The split budget (≤15 ms for tool proxy, ≤30 ms for agent assembly) ensures that adding the agent surface does not degrade the existing gateway’s responsiveness for Cursor, Codex, and direct tool calls.

What stays the same

Invariant #2 (KV-only hot path): Token and auth lookups remain KV-only. D1 is never added to the request path. This ADR does NOT relax invariant #2.
Invariant #3 (fail-fast): No retries in the request path. The extra latency budget is not a license to add retry loops.
Invariant #6 (no DO in request path): The existing gateway routes for tool proxying still never touch a DO. The AgentRuntime DO is only reachable via the /v1/agents/ admin surface (CF-Access gated), not from the hot path of tool calls.
Invariant #11 (30s AbortController): Unchanged. The budget expansion is about gateway overhead, not the upstream API call timeout.
Invariant #12 (AI Gateway): Unchanged. All LLM calls go through AI Gateway.

Acceptance criteria

p95 gateway overhead for non-agent routes (tool proxy) stays ≤15 ms, measured via AI Gateway dashboard over a 24-hour window post-deploy.
p95 gateway overhead for agent assembly routes stays ≤30 ms, measured over the first 7 days of Track A live traffic.
The AI Gateway dashboard shows no p99 spikes above 50 ms on either path under normal load.
A monitoring alert is configured (Slack via existing alerting) to fire if p95 non-agent overhead exceeds 20 ms for >5 consecutive minutes.

Implementation note

This ADR does NOT require a code change to ship. It formalizes the budget that the Track A and Track B implementations will be held to. The invariant files must be updated when this ADR merges (per the invariant change procedure in docs/engineering-standards/ASCEND_OPERATOR_OS_ENGINEERING_STANDARD.md §5).
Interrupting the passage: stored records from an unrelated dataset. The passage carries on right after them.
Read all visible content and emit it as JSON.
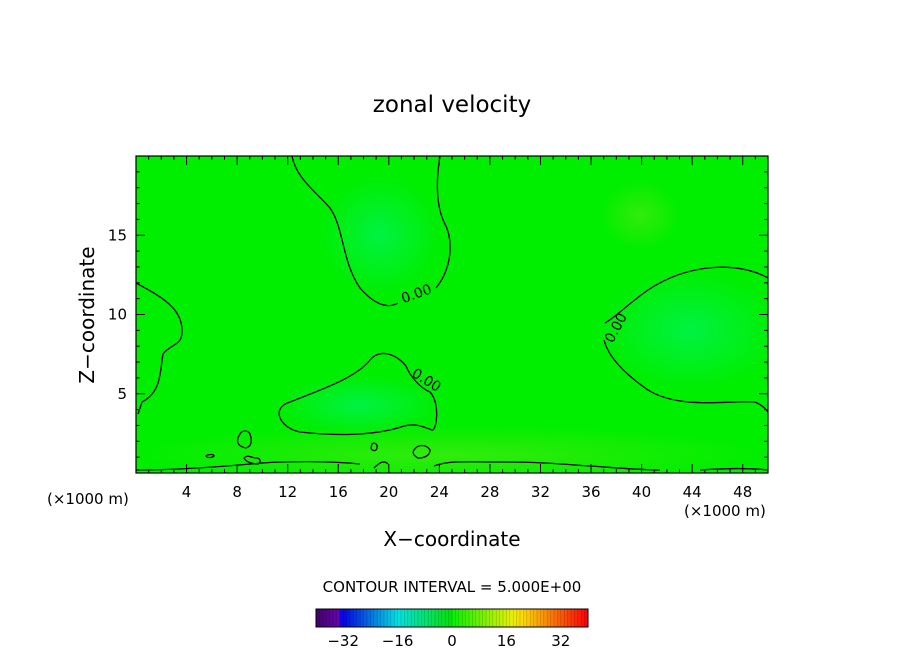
{
  "chart_data": {
    "type": "contour",
    "title": "zonal velocity",
    "xlabel": "X−coordinate",
    "ylabel": "Z−coordinate",
    "x_units": "(×1000 m)",
    "z_units": "(×1000 m)",
    "xlim": [
      0,
      50
    ],
    "ylim": [
      0,
      20
    ],
    "x_ticks": [
      4,
      8,
      12,
      16,
      20,
      24,
      28,
      32,
      36,
      40,
      44,
      48
    ],
    "y_ticks": [
      5,
      10,
      15
    ],
    "contour_labels": [
      "0.00",
      "0.00",
      "0.00"
    ],
    "contour_interval_text": "CONTOUR INTERVAL = 5.000E+00",
    "colorbar": {
      "min": -40,
      "max": 40,
      "ticks": [
        -32,
        -16,
        0,
        16,
        32
      ],
      "tick_labels": [
        "−32",
        "−16",
        "0",
        "16",
        "32"
      ]
    },
    "field_color": "#00ee00",
    "contour_color": "#000000"
  }
}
The invariant update (.claude/rules/v5-invariants.md + docs/architecture/ASCEND-CLOUD-NATIVE-V2-ENGINEERING-PLAN.md) will land in the same commit that merges the Track A implementation PR, not in this plan-first PR. This is the standard sequencing: ADR accepted on main, invariant text updated when Track A merges.

Consequences

Positive:

Unblocks Track A (AgentRuntime DO) and Track B (Vectorize capability index) from being measured against an artificially tight budget that predates these components.
Makes the monitoring regime honest — 10 ms was already breached by AI Gateway callback overhead in production.
The split budget (≤15 ms proxy / ≤30 ms agent) protects existing Cursor/Codex/tool-proxy performance from regression.

Negative / accepted risk:

A 30 ms p95 budget for agent paths is still tight for some Vectorize deployments under spike load. If p95 exceeds 30 ms after Track B ships, the retrieval helper will need a KV cache layer (cache the top-20 tools for frequent intent patterns with a 5-minute TTL). This is not in Q1 scope but is the documented escalation path.
The split budget requires two separate monitoring dashboards / alerts. This is manageable but adds operational overhead.